I will check the replacement filter number next time I am at the boat, but your CCS-1136 sounds familiar (I am sure it is a CCS-???) My earlier coalescer was a CC-1133PL and the separator was CS-1133PL. And the combined filter was a CCS-something. Get the pattern? One caveat, I don't know if there are different parts for gas and for diesel, mine is a diesel.
Glass bowl filters used to be made, I don't know if they still are. But they have to have heavy duty protection to keep things like wrench handles away.
Mine had the replacement filter number printed on the side of the holder, try looking carefully at it (including the back side).


----------



## mwrohde (Dec 1, 2006)

SEMIJim said:


> . . .
> 
> Either one of you wouldn't happen to have any notes or documentation around on the part number for the replacement filter cartridge, would you?
> 
> . . .


It is a Fram CCS1136. Mine is a diesel, as well.


----------



## camaraderie (May 22, 2002)

semi...here's what looks to be your filter system. It appears to have the water drain nut on the bottom and as mw says it uses the ccs1136 element
http://www.shipstore.com/SS/HTML/FRA/FRAFCS1136M.html


----------



## Valiente (Jun 16, 2006)

I have the Fram CP119 filter element, but it has the clear bowl and drain plug beneath it. I seem to recall that there may be a "code" issue with gasoline and clear bowls that isn't present with diesel.


----------



## SEMIJim (Jun 9, 2007)

Update.

The PO called me earlier today, in response to an emailed inquiry last night, and confirmed that the instruction sheet in the boats documentation is indeed for the filter element for the fuel/water separator/filter on our boat. He said to check for water, just stick a small bowl underneith and drain some out via the drain plug in the bottom. He said he'd never experienced a problem with water accumulation in our boat. (He owned it seven years.) He said he changed the filter element last season.

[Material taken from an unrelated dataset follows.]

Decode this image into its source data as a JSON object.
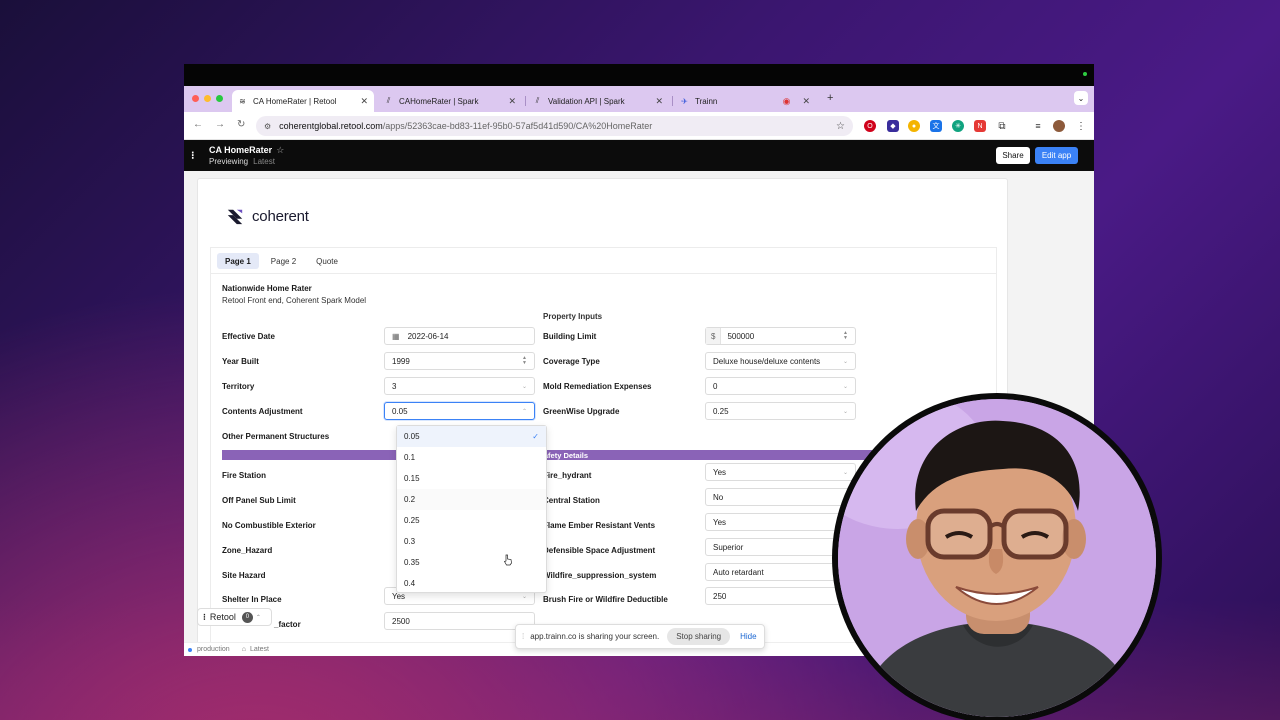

So all is well, and I could've saved us all some time by just asking the PO in the first place 

Thanks for the feedback and suggestions, everybody. Appreciate it.

Jim


----------



## Wayne25 (Jul 26, 2006)

I have that same filter/water separator. It has a small brass plug on the bottom to check for any water accumulation. Its built like a tank and has a hugh resovoir to catch water if you buy a bad load of gas. West Marine carries the new replacement como filters that go inside as described earlier. IMHO, a much better built filter than a racor. That bowl is 1/8" thick. If tou replace the copper tubing going to and from the filter with the properly rated rubber hose, it's easier to unclamp the hoses, unscrew the four top bolts from the bracket and remove the whole assembly for filter replacement and fuel inspection.